Claude revient sur l’argument de l’unité politique de notre peuple et demande à Therrien de citer un exemple. Sans lui donner la chance de répondre, il enchaîne en disant que le peuple Canadien français a toujours été solidaire et uni et que c’est la raison pour laquelle, malgré sa conquête, il est encore fort et présent de plus en plus au Canada. Il souligne que récemment les Canadiens français ont démontré cette unité contre les conservateurs d’Ottawa qui préconisaient la conscription, pour Saint-Laurent qui est un des leurs et pour Duplessis qui prône l’autonomie provinciale. Therrien, surpris, le regarde et répond que les anglais veulent nous dominer, nous empêcher d’avancer économiquement et briment notre langue. Claude lui demande: «quels Anglais? Sûrement pas ceux que l’on connaît à Verdun. Ils sont d’humbles ouvriers qui travaillent dans les mêmes usines que les Canadiens français, qui vivent dans le même type de maison et qui achètent autant dans les magasins français qu’anglais. Quant à la situation de notre langue, c’est notre faute; on ne fait rien pour changer la situation, on tolère. Si on veut que notre langue prime, nos marchands devraient commencer par l’afficher». La discussion continue encore un bon moment. Therrien fixe la date de la prochaine réunion et souligne l’importance de ne pas ébruiter le contenu de cette réunion. Claude sort ahuri. Quant à Gerry, il affirme «c’est un séparatiste». Claude réagit: «un séparatiste?». C’est la première fois qu’il entend ce mot comme c’est d’ailleurs le cas pour le mot «souveraineté» attaché à la province de Québec. Ils n’ont aucunement l’intention de revenir à une autre réunion.
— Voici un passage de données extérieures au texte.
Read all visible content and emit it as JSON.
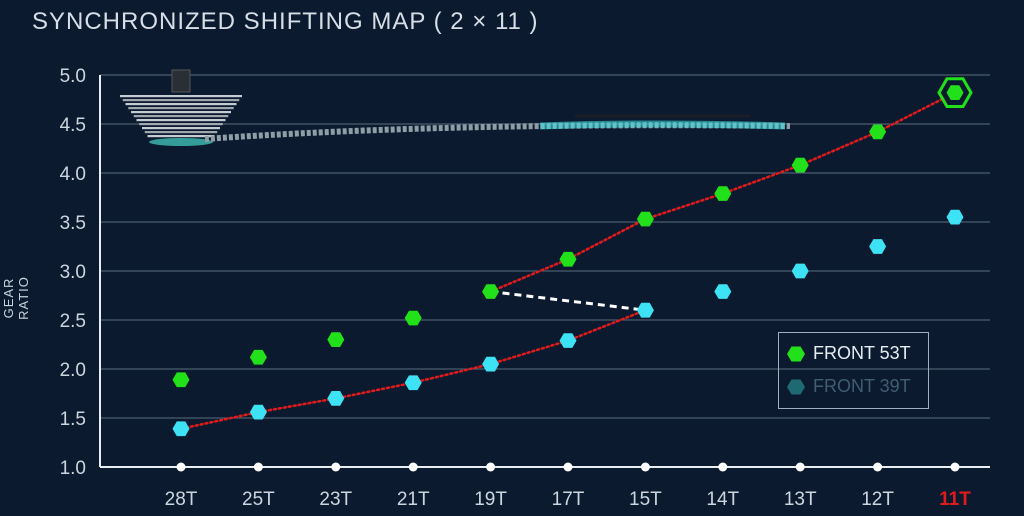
{
  "title": "SYNCHRONIZED SHIFTING MAP ( 2 × 11 )",
  "chart_data": {
    "type": "scatter",
    "title": "SYNCHRONIZED SHIFTING MAP ( 2 × 11 )",
    "xlabel": "",
    "ylabel": "GEAR RATIO",
    "categories": [
      "28T",
      "25T",
      "23T",
      "21T",
      "19T",
      "17T",
      "15T",
      "14T",
      "13T",
      "12T",
      "11T"
    ],
    "highlight_category": "11T",
    "ylim": [
      1.0,
      5.0
    ],
    "yticks": [
      "1.0",
      "1.5",
      "2.0",
      "2.5",
      "3.0",
      "3.5",
      "4.0",
      "4.5",
      "5.0"
    ],
    "grid": true,
    "legend_position": "bottom-right",
    "series": [
      {
        "name": "FRONT 53T",
        "color": "#22e01a",
        "values": [
          1.89,
          2.12,
          2.3,
          2.52,
          2.79,
          3.12,
          3.53,
          3.79,
          4.08,
          4.42,
          4.82
        ]
      },
      {
        "name": "FRONT 39T",
        "color": "#3de3f5",
        "values": [
          1.39,
          1.56,
          1.7,
          1.86,
          2.05,
          2.29,
          2.6,
          2.79,
          3.0,
          3.25,
          3.55
        ]
      }
    ],
    "shift_path": {
      "color": "#e01b1b",
      "segments": [
        {
          "series": "FRONT 39T",
          "from": "28T",
          "to": "15T"
        },
        {
          "series": "FRONT 53T",
          "from": "19T",
          "to": "11T"
        }
      ]
    },
    "front_shift": {
      "color": "#ffffff",
      "from": {
        "series": "FRONT 53T",
        "x": "19T"
      },
      "to": {
        "series": "FRONT 39T",
        "x": "15T"
      }
    }
  },
  "legend": {
    "items": [
      "FRONT 53T",
      "FRONT 39T"
    ]
  },
  "colors": {
    "background": "#0b1a2e",
    "grid": "#5b6d80",
    "axis": "#e9eef3",
    "highlight": "#e01b1b"
  },
  "decoration": {
    "image": "cassette-and-chain"
  }
}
Claude, dans les jours qui suivent, réfléchit à ce qui a été dità la réunion chez Therrien. Il reconnaît qu’il est parmi ceux qui tolèrent l’affichage en anglais partout, sans dire un mot et que son langage est composé de beaucoup d’anglicismes. Il décide de faire sa part pour promouvoir la langue dans son milieu. Dorénavant, il se promet de faire un effort pour employer le plus grand nombre de mots français. Basketball deviendra ballon-panier, volleyball sera ballon-volant, bowling sera la salle où le jeu de quilles se joue et ainsi de suite. Ce ne sera pas facile d’être constant avec cette résolution car la mauvaise habitude est ancrée profondément en lui depuis toujours. Par ailleurs, il encouragera ceux qu’il connaît à créer des affiches bilingues. Il se dit aussi que cela l’aidera à la longue à mieux s’exprimer en public ou lors de réunions et qu’il pourra ainsi atténuer la peur qu’il a de s’afficher ouvertement. Il l’espère fortement.